A Bitcoin investor is preparing to sue Newport City Council (UK) for refusing to dig into a landfill to find a hard drive containing 7,500 BTC. The Telegraph reports this.
Former computer engineer James Howells accidentally threw away a device containing cryptocurrency in August 2013 while cleaning his office. His partner took the bag containing the hard drive to a scrapyard in South Wales.
For 10 years, Howells applied to the authorities of Newport for permission to work to find the HDD.
Now his lawyers have sent an open letter to the municipality demanding access to the site by September 18.
Otherwise, the crypto investor intends to begin a legal battle for reimbursement by the city council of $557 million. The amount is an estimate of the lost bitcoins at a historical maximum price.
Howells also plans to seek a judicial review of the government’s decision to deny him access to the landfill.
“For 10 years I tried everything I could, but they didn’t want to cooperate, so I’ll have to go the legal route. There’s $500 million in the ground, and they don’t even want to talk about it seriously.

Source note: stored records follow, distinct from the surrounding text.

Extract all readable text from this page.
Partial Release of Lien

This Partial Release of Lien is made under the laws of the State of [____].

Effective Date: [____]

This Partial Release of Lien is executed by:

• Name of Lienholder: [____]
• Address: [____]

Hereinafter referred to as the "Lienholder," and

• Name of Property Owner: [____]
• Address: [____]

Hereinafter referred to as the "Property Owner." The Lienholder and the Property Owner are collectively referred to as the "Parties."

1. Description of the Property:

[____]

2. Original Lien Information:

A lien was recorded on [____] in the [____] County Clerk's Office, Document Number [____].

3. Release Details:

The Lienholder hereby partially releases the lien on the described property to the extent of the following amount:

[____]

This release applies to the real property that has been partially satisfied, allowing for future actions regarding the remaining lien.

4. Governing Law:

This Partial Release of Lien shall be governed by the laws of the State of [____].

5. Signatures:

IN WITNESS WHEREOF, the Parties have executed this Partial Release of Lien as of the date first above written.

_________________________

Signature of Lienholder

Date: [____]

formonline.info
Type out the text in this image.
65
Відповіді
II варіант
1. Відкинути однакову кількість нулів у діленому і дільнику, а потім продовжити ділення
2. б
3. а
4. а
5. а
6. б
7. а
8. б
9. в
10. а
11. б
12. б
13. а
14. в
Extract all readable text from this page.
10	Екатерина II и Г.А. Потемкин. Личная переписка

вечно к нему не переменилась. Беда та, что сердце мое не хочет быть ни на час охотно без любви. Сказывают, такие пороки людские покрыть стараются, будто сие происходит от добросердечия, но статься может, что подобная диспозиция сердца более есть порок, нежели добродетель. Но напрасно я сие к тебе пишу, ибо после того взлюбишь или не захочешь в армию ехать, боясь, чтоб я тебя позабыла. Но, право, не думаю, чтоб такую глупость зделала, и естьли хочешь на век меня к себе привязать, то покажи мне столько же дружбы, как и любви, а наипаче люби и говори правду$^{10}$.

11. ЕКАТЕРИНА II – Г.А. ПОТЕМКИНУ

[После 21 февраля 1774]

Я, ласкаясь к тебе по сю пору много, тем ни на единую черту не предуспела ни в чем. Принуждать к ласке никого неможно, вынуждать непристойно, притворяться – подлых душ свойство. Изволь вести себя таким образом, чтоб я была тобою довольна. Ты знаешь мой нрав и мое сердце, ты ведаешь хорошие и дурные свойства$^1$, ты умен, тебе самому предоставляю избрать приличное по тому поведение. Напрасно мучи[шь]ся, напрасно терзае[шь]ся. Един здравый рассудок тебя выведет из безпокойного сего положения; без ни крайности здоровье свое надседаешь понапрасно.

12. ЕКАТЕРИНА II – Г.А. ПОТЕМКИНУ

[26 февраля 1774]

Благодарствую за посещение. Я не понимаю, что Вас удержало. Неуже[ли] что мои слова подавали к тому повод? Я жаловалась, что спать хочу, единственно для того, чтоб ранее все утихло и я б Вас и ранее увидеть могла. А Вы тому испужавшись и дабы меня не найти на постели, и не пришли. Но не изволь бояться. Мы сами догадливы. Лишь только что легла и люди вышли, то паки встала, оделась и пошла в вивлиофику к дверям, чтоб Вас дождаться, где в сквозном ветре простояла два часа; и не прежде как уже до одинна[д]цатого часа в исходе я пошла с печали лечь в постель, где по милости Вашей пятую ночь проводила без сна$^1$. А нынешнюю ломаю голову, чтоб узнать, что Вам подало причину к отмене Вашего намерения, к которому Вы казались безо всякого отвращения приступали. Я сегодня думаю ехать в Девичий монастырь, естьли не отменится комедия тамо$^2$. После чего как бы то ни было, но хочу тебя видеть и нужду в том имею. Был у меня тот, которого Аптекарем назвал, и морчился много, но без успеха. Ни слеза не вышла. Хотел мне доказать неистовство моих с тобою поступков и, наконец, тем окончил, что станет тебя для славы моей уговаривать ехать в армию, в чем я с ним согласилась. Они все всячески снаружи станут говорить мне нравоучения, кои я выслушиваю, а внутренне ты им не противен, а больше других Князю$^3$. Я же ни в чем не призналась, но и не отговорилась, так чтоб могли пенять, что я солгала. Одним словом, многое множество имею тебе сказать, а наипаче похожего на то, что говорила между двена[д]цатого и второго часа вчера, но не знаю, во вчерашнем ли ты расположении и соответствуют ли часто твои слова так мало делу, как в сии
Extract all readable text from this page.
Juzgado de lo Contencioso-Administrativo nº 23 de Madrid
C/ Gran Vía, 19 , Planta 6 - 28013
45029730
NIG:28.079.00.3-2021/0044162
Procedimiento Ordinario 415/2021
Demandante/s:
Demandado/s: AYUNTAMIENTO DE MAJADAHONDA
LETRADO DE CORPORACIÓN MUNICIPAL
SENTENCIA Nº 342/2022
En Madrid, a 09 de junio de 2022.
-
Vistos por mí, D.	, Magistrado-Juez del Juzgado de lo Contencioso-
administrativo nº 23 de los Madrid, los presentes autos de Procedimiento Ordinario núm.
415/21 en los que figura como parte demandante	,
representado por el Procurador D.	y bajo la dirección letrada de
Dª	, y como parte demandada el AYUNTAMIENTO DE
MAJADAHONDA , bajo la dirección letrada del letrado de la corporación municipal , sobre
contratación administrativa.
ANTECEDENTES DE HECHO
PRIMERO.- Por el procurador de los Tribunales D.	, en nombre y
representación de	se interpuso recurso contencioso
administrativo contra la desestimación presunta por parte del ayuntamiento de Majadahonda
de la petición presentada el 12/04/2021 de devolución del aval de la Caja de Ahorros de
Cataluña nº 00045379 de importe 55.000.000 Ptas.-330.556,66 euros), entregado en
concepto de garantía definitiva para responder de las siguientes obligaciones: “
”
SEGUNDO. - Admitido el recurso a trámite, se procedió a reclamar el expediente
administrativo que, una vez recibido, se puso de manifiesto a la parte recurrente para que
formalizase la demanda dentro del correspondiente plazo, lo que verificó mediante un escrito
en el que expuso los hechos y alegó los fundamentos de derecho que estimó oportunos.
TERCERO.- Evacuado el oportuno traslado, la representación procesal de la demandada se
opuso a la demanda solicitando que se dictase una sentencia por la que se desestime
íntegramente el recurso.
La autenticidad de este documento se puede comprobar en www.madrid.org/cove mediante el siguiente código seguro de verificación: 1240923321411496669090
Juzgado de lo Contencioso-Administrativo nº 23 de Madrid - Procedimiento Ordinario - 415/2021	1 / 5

It doesn’t matter what the item is, be it Bitcoin, gold or diamonds. Not discussing this is idiotic,” Howells said.
He suggested the council cover the cost of the excavation as well as donate to the Newport community. According to previous estimates, the cost of the work ranged from $6 million to $11 million in the case of a three-year search. Based on the price at the time of writing, the amount of lost cryptocurrency is approximately $194 million.
Howells is being funded by an unknown outside investor. The former engineer assembled a team of 16 people, including a former landfill manager and data recovery specialists. Each participant will receive a portion of the cryptocurrency from the disk in case of success, the probability of which is up to 90% if the device is not damaged.
A Newport City Council spokesman confirmed that Howells had made numerous inquiries since 2013 regarding the return of the disc, which may not be at the site. According to him, excavations are impossible in accordance with current environmental standards, since work of this kind will have a “huge negative impact on the environment of the surrounding area.”
The official noted that the authorities’ position has not changed.
Recall that in 2021, Howells offered the city council $72 million to excavate the landfill. To find the hard drive, he intended to use artificial intelligence and use robots from Boston Dynamics.